Corpus welcomes Pacific Islander Visiting Fellow
This summer we are delighted to welcome Wanda Ieremia-Allan to College for six weeks in the role of Pacific Islander Visiting Fellow.
Wanda, a PhD candidate at the University of Otago, New Zealand, is spending her time at Corpus researching the historical legacy of 'O Le Sulu Samoa' missionary newspaper, the first newspaper to be published in Samoan Gagana language.
Wanda shares the story of what led her to Corpus and the valuable research she is carrying out as a Visiting Fellow.
“Talofa lava, malo le soifua maua ma le lagi e mama. A warm Pacific greeting to all, I am a PhD student in the Pacific Studies Programme in Te Tumu, the School of Māori, Pacific and Indigenous Studies at Otago University, Āotearoa New Zealand. I am a descendant of the Samoan villages of Sapapali'i, Safotulafai, Sāoluafata, Lalomanu, Vaie'e and Matautu-Falealili. I also acknowledge the Kiingitanga movement in Tainui Waikato, Kirikiriroa Hamilton, Āotearoa New Zealand, on whose lands my family presently resides.
I am very grateful to be the recipient of the Pacific Island Visiting Fellowship at Corpus Christi for 2023 and I’m thrilled to be here. I applied for the Fellowship because I could not pass up the opportunity to travel to the European metropolitan areas where early extant Indigenous Pacific textual archives were relocated to by the London Missionary Society over the 19th and 20th centuries.
My research focuses on the Pacific Indigenous writing produced under the London Missionary Society Samoan church in the Samoan Gagana (language) church newspaper titled 'O le Sulu Samoa'. First published in 1839, 'O le Sulu Samoa' is Samoa's first newspaper and one of the Pacific's earliest regional newspapers that fostered a dynamic cosmopolitan readership amongst a well-travelled multilingual Pacific populace.
Pacific students who were educated at the Samoan seminary school, the Malua Institute, utilised Samoan as the language of instruction across the South Seas London Missionary School network, resulting in the newspaper becoming unrivalled in terms of circulation and readership in the late 19th and early 20th centuries.
The paper was reprised in the 1860s after a 14-year hiatus while Indigenous Pacific teachers and European missionaries focused on building seminaries, translating the bible and establishing printing houses.

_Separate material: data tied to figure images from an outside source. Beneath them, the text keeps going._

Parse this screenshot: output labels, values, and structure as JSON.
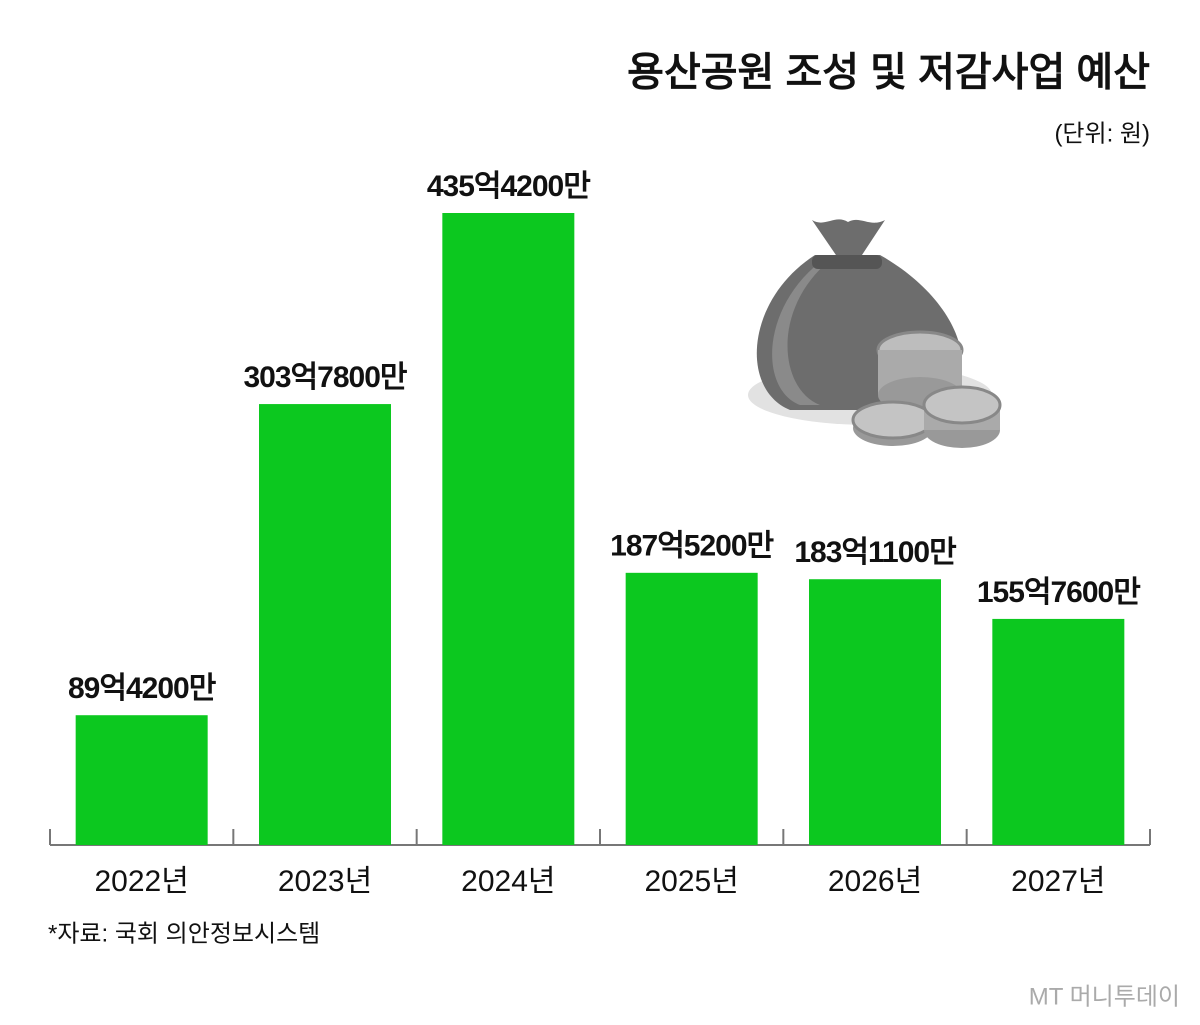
{
  "chart_data": {
    "type": "bar",
    "title": "용산공원 조성 및 저감사업 예산",
    "unit_note": "(단위: 원)",
    "categories": [
      "2022년",
      "2023년",
      "2024년",
      "2025년",
      "2026년",
      "2027년"
    ],
    "values": [
      8942000000,
      30378000000,
      43542000000,
      18752000000,
      18311000000,
      15576000000
    ],
    "value_labels": [
      "89억4200만",
      "303억7800만",
      "435억4200만",
      "187억5200만",
      "183억1100만",
      "155억7600만"
    ],
    "color": "#0cc81f",
    "source": "*자료: 국회 의안정보시스템",
    "watermark": "MT 머니투데이"
  }
}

It remains in circulation today and I am enjoying collating and engaging with extant issues that have been found in archives around the world including a significant number in the UK archives.
Despite being envisaged as a colonial instrument, the newspaper became an Indigenous Pacific site of resistance, ideological tension and celebration. The language became a refuge from the surveilling colonial and church authorities.
In my interdisciplinary Pacific Studies work, I am inspired by the late Professor Epeli Hau'ofa's reminder of Oceania's vastness and the totality of our relationships. I'm here representing my family, Indigenous Pacific colleages and friends. I am inspired by Prof 'Epeli Hau'ofa's reminder that 'Oceania is humanity rising from the depths of brine and regions of fire deeper still, Oceania is us' (1993).
I trace the literary and literal movements of our Pacific people associated with this newspaper and apply Samoan epistemological frameworks to its reading. I am also on a mission to collate extant copies with the ultimate plan of repatriation.
During the Fellowship I will be tracing the footsteps of our Pacific writers who came to the UK, many of whom wrote prolifically about their experiences here. I will engage with Pacific and English archives, spend time meeting with academics working at literary intersections and work on my dissertation. Writing as an Indigenous Pacific person in the heart of Cambridge provides a unique opportunity to understand this monolithic colonial apparatus and follow the intellectual Indigenous Pacific scholars such as Professors Alice Te Punga Somerville, Noelani Arista, Albert Tuaopepe Wendt; Drs Featuna'i Liua'ana, Jess Pasisi, Tootooleaava Fanaafi Aiono Le Tagaloa; the late Professors Fanaafi Aiono Le Tagaloa, Marjorie Crocombe, Epeli Hau'ofa and many more intellectual elders and colleagues in decolonising our archives and championing our Indigenous Pacific scholarship.
I encourage Pacific scholars to apply for this Fellowship. It is an incredibly rare, once in a lifetime opportunity to learn amongst and from other scholars at Cambridge, such as Canon Brian McDonald-Milne whose rich and significant archival collection of Pacific texts is unparalleled and perhaps only surpassed by his generosity of spirit and goodwill. Fa'afetai tele lava i lau Susuga Canon Brian McDonald-Milne, Ioeva i le ta va."
This Fellowship is open to scholars who are citizens of the Pacific Island nations and also those resident in the French Pacific territories (i.e. Melanesia, Micronesia, Polynesia).